Everywhere I've traveled in the past three years, Americans have made it clear that when it comes to getting around, they want options that fit the unique needs of their communities. The Obama Administration certainly understands the value of providing transportation choices, and that includes modern streetcars that reflect the character of the communities they serve.
As part of that commitment, yesterday the Federal Transit Administration kicked off the first ever Streetcar Conference in Portland, Oregon, to help transportation planners from around the country figure out how to build and manage great streetcar projects in their communities.
Today as a highlight of the conference, FTA Administrator Peter Rogoff will join Portland Mayor Sam Adams, Portland Bureau of Transportation Director Tom Miller, and TriMet General Manager Neil McFarlane to showcase Portland’s SW Moody Avenue reconstruction.
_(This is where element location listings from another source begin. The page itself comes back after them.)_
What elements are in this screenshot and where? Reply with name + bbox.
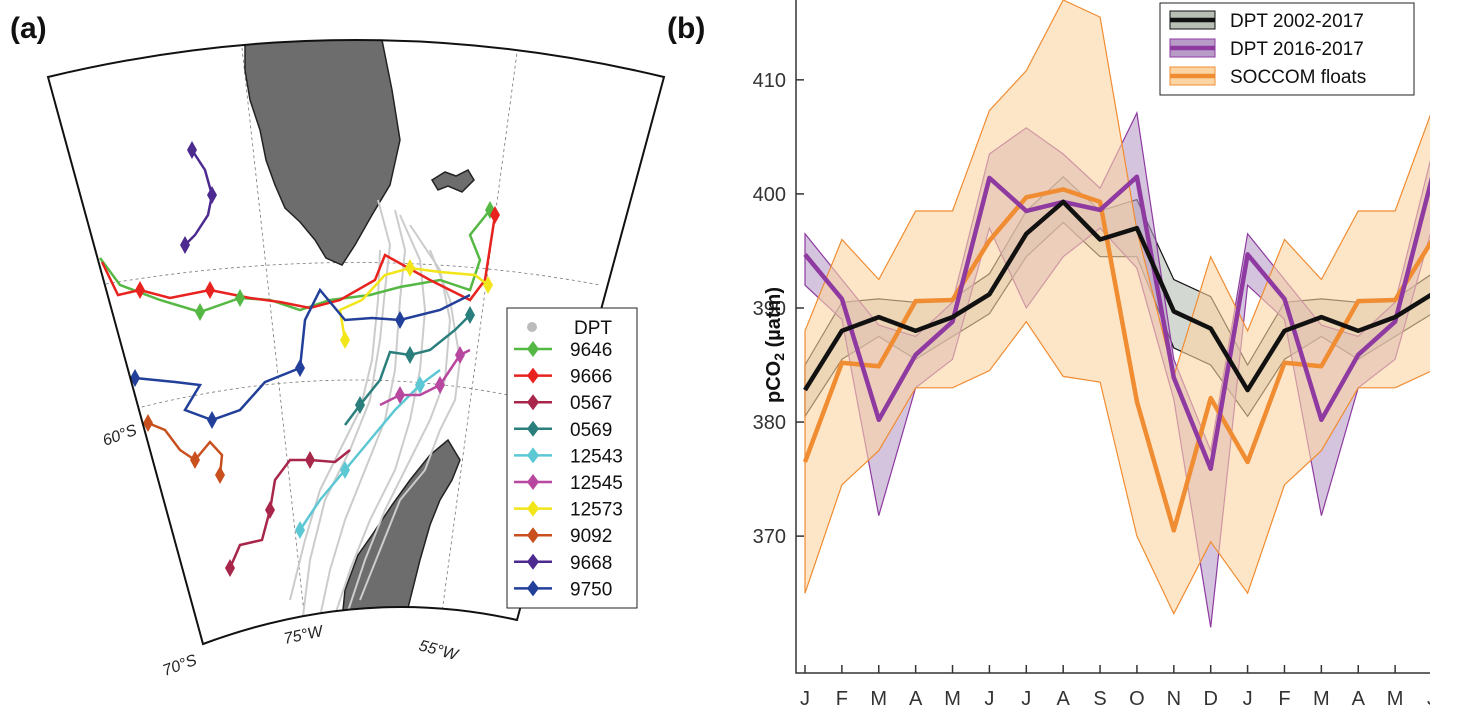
lat-label-60s: 60°S: [101, 422, 140, 450]
legend-label-0569: 0569: [570, 420, 612, 441]
legend-label-12545: 12545: [570, 473, 623, 494]
lon-label-75w: 75°W: [282, 623, 326, 648]
legend-label-12543: 12543: [570, 446, 623, 467]
antarctic-peninsula-land: [339, 438, 461, 641]
legend-diamond-0567: [527, 394, 539, 411]
legend-item-0569: 0569: [514, 420, 612, 441]
x-tick-label-5: J: [984, 688, 994, 710]
x-tick-label-7: A: [1057, 688, 1071, 710]
legend-label-9092: 9092: [570, 526, 612, 547]
x-tick-label-15: A: [1352, 688, 1366, 710]
y-tick-label-410: 410: [753, 70, 786, 92]
legend-label-9666: 9666: [570, 367, 612, 388]
line-soccom-floats: [802, 187, 1430, 533]
legend-item-9092: 9092: [514, 526, 612, 547]
chart-legend-label-1: DPT 2016-2017: [1230, 39, 1364, 60]
legend-diamond-9668: [527, 553, 539, 570]
x-tick-label-13: F: [1278, 688, 1290, 710]
south-america-land: [244, 40, 401, 266]
chart-legend-item-0: DPT 2002-2017: [1169, 10, 1364, 32]
lon-label-55w: 55°W: [417, 637, 461, 664]
legend-diamond-0569: [527, 420, 539, 437]
legend-item-9668: 9668: [514, 553, 612, 574]
falkland-land: [430, 169, 475, 193]
x-tick-label-6: J: [1021, 688, 1031, 710]
chart-legend-item-1: DPT 2016-2017: [1169, 38, 1364, 60]
legend-diamond-9666: [527, 367, 539, 384]
legend-item-12573: 12573: [514, 500, 623, 521]
legend-item-9646: 9646: [514, 340, 612, 361]
x-tick-label-8: S: [1093, 688, 1106, 710]
map-panel: 60°S 70°S 75°W 55°W DPT 9646 9666 0567 0569…: [46, 39, 666, 680]
x-tick-label-0: J: [800, 688, 810, 710]
legend-diamond-9750: [527, 580, 539, 597]
y-tick-label-400: 400: [753, 184, 786, 206]
x-tick-label-3: A: [909, 688, 923, 710]
legend-diamond-9092: [527, 527, 539, 544]
chart-legend-item-2: SOCCOM floats: [1169, 66, 1366, 88]
panel-b-label: (b): [667, 12, 706, 45]
map-legend: DPT 9646 9666 0567 0569 12543 12545 12573 9092 9…: [506, 307, 638, 609]
legend-label-9646: 9646: [570, 340, 612, 361]
x-tick-label-11: D: [1203, 688, 1217, 710]
y-tick-label-390: 390: [753, 298, 786, 320]
float-markers: [130, 141, 500, 577]
x-tick-label-4: M: [944, 688, 961, 710]
line-dpt-2016-2017: [803, 174, 1430, 472]
chart-legend: DPT 2002-2017 DPT 2016-2017 SOCCOM floats: [1159, 2, 1415, 96]
float-9668-track: [184, 149, 214, 246]
legend-diamond-9646: [527, 341, 539, 357]
x-tick-label-10: N: [1167, 688, 1181, 710]
y-tick-label-370: 370: [753, 526, 786, 548]
y-tick-label-380: 380: [753, 412, 786, 434]
legend-diamond-12573: [527, 500, 539, 517]
legend-item-12545: 12545: [514, 473, 623, 494]
legend-label-0567: 0567: [570, 393, 612, 414]
plot-frame: [795, 0, 1430, 674]
legend-label-9750: 9750: [570, 579, 612, 600]
x-tick-label-12: J: [1243, 688, 1253, 710]
x-tick-label-14: M: [1313, 688, 1330, 710]
x-tick-label-9: O: [1129, 688, 1145, 710]
legend-label-9668: 9668: [570, 553, 612, 574]
float-12573-track: [338, 266, 489, 341]
legend-diamond-12543: [527, 447, 539, 464]
x-tick-label-16: M: [1387, 688, 1404, 710]
x-tick-label-2: M: [870, 688, 887, 710]
chart-legend-label-2: SOCCOM floats: [1230, 67, 1366, 88]
x-tick-label-1: F: [836, 688, 848, 710]
float-9646-track: [98, 209, 491, 314]
legend-dpt-label: DPT: [574, 318, 612, 339]
map-frame: [46, 39, 666, 646]
legend-item-0567: 0567: [514, 393, 612, 414]
chart-legend-label-0: DPT 2002-2017: [1230, 11, 1364, 32]
legend-item-12543: 12543: [514, 446, 623, 467]
legend-dpt-marker: [527, 322, 537, 332]
legend-diamond-12545: [527, 474, 539, 490]
panel-a-label: (a): [10, 12, 47, 45]
legend-label-12573: 12573: [570, 500, 623, 521]
legend-item-9750: 9750: [514, 579, 612, 600]
lat-label-70s: 70°S: [161, 652, 200, 680]
float-0567-track: [228, 449, 351, 569]
pco2-chart: 370380390400410JFMAMJJASONDJFMAMJ pCO2 (…: [753, 0, 1430, 710]
x-tick-label-17: J: [1427, 688, 1430, 710]
line-dpt-2002-2017: [803, 199, 1430, 393]
y-axis-label: pCO2 (µatm): [763, 287, 787, 403]
legend-item-9666: 9666: [514, 367, 612, 388]
float-0569-track: [344, 314, 471, 426]
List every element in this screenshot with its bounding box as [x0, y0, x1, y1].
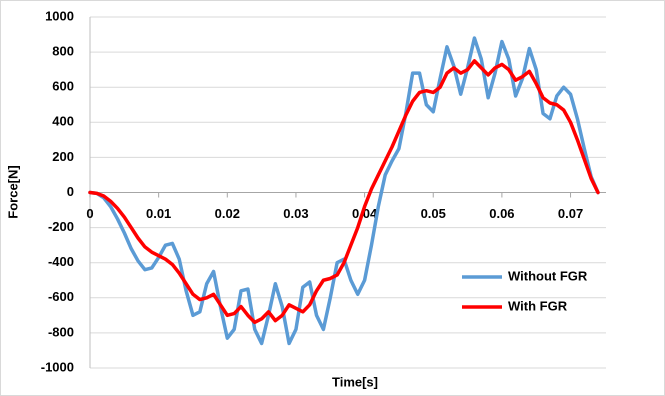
- series-line: [88, 59, 600, 325]
- y-tick-label: 1000: [45, 8, 74, 23]
- y-axis-title: Force[N]: [5, 165, 20, 218]
- x-tick-label: 0.07: [558, 206, 583, 221]
- x-tick-label: 0.04: [352, 206, 378, 221]
- y-tick-label: -800: [48, 324, 74, 339]
- y-tick-label: -400: [48, 254, 74, 269]
- y-tick-label: 600: [52, 79, 74, 94]
- y-tick-label: -200: [48, 219, 74, 234]
- x-tick-label: 0.06: [489, 206, 514, 221]
- x-tick-label: 0.03: [283, 206, 308, 221]
- y-tick-label: 0: [67, 184, 74, 199]
- y-tick-label: -1000: [41, 359, 74, 374]
- y-tick-label: -600: [48, 289, 74, 304]
- y-tick-label: 800: [52, 44, 74, 59]
- x-tick-label: 0.05: [421, 206, 446, 221]
- y-tick-label: 400: [52, 114, 74, 129]
- y-tick-label: 200: [52, 149, 74, 164]
- x-axis-title: Time[s]: [332, 374, 378, 389]
- legend-label: With FGR: [508, 298, 568, 313]
- x-tick-label: 0.02: [215, 206, 240, 221]
- x-tick-label: 0: [86, 206, 93, 221]
- legend-label: Without FGR: [508, 268, 588, 283]
- x-tick-label: 0.01: [146, 206, 171, 221]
This project is a terrific example of how well-planned and executed transit projects can serve as a catalyst for economic development. The project is truly multi-modal, bringing bus and light rail service to the neighborhood, strengthening connections to the Portland Aerial Tram and Portland Streetcar, and enhancing bicycle and pedestrian access. Portland used $23 million in TIGER funds to create dual streetcar tracks, widen Moody Avenue, and raise it 14 feet to link with a transit bridge that accommodates streetcar, light rail, bus, bicycle and pedestrian traffic.
When I helped break ground on the Moody Avenue project last March, I saw firsthand how investments in transit like this one can create a ripple effect, stimulating economic development and creating jobs while easing congestion and improving our environment.
But Portland isn’t the only city reintroducing modern urban streetcars to the American landscape. Since 2010, DOT has provided nearly $350 million in funding for 11 streetcar and urban circulator projects across the country.
Today, streetcars in New Orleans and Tucson are under construction. Dallas, Atlanta, and Salt Lake City are currently designing their own streetcars. Tampa extended its popular TECO Line Streetcar System, which has already created billions of dollars in economic development. And Cincinnati will break ground very soon on the Queen's City's unique streetcar project.
It’s simple: this streetcar revival means greater mobility and more American jobs. DOT will continue to improve public transit services by supporting these critical projects that create jobs today and livable communities and economic redevelopment tomorrow.